After the dot-property notation debacle, we might have hoped that Apple developers would have learned from their mistake and remembered one of the most important rules of the design of Objective-C: New syntax requires new semantics. In fact, in Objective-C++ mode, it's trivial to wrap Objective-C collections in C++ classes and access them via an overloaded operator. The fact that no one actually does it should be a hint that it's not a particularly valuable addition.

As with the dot notation, code is now less clear. Previously, if you saw this:

a[b];

then you knew the following (unless you were in Objective-C++ mode):

  •          a is a C array.
  •          b is an integer type.
  •          This operation is a simple pointer arithmetic expression that will compile down to a couple of instructions.

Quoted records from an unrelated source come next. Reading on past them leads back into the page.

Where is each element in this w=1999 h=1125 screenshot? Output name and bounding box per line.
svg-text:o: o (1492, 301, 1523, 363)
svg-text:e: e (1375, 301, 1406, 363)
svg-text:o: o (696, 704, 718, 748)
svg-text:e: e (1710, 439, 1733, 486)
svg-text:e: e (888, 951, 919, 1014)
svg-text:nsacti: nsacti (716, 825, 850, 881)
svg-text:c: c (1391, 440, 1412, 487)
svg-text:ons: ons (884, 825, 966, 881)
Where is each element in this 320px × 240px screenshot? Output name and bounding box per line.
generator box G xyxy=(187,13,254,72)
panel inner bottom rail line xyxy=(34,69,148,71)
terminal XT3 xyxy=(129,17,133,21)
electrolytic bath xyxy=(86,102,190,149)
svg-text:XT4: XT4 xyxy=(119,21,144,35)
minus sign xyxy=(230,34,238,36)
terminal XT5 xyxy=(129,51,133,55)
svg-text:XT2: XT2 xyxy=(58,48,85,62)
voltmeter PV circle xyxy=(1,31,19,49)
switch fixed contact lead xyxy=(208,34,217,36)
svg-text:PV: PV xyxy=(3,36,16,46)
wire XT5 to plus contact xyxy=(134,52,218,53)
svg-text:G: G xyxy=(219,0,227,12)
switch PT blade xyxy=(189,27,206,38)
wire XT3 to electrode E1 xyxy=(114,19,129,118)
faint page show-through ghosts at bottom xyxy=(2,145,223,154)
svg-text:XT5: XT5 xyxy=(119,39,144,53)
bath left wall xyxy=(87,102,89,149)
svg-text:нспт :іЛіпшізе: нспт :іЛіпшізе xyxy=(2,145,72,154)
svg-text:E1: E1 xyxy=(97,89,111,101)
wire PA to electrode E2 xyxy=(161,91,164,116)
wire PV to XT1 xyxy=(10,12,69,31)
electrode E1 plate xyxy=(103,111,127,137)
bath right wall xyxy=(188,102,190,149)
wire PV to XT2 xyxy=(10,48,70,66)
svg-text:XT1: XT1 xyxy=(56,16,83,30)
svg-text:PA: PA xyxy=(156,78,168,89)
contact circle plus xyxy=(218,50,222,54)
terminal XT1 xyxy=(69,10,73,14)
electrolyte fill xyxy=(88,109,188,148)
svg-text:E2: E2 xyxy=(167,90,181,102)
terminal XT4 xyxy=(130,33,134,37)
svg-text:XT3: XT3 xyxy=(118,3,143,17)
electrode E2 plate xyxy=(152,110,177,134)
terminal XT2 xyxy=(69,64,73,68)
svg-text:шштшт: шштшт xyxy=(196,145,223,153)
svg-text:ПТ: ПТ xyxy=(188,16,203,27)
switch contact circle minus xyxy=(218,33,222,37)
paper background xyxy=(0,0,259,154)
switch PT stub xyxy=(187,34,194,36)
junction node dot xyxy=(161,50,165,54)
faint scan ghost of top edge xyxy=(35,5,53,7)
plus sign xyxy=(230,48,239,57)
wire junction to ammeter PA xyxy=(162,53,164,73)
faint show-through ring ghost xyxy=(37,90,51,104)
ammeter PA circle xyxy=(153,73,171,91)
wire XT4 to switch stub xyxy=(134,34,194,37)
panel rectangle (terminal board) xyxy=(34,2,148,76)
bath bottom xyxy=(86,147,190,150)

Now, you know none of these things. It may still be cheap, but indexed Objective-C containers don't make any such guarantees. In fact, if b is an object rather than an integer, it will call a different accessor. Here it gets even more fun. We already had two well-known methods for accessing collections indexed by objects: The -objectForKey: method is specific to NSDictionary, while -valueForKey: is part of key-value coding and is defined on a variety of things. Now we have a third: -objectForKeyedSubscript: is used by the subscript notation. It's not totally clear why this needs to be yet another one.

Overall

As I said in the Objective-C Phrasebook, the advantage of Objective-C is that it's a set of simple and elegant extensions to C, without overloaded syntax. It seems that Apple is intent on destroying this simplicity and making a language as baroque as C++.

I thought that my opinion might be in the minority, but so far the only positive opinions I've heard about the new syntax are from people who work at Apple. Every other Objective-C developer I've asked has felt either negative or indifferent. One summed it up very well: "It seems that Apple has forgotten what it is that makes Objective-C a great language." It's pretty clear that no one actually evaluated what the gains might be before making these changes to the language.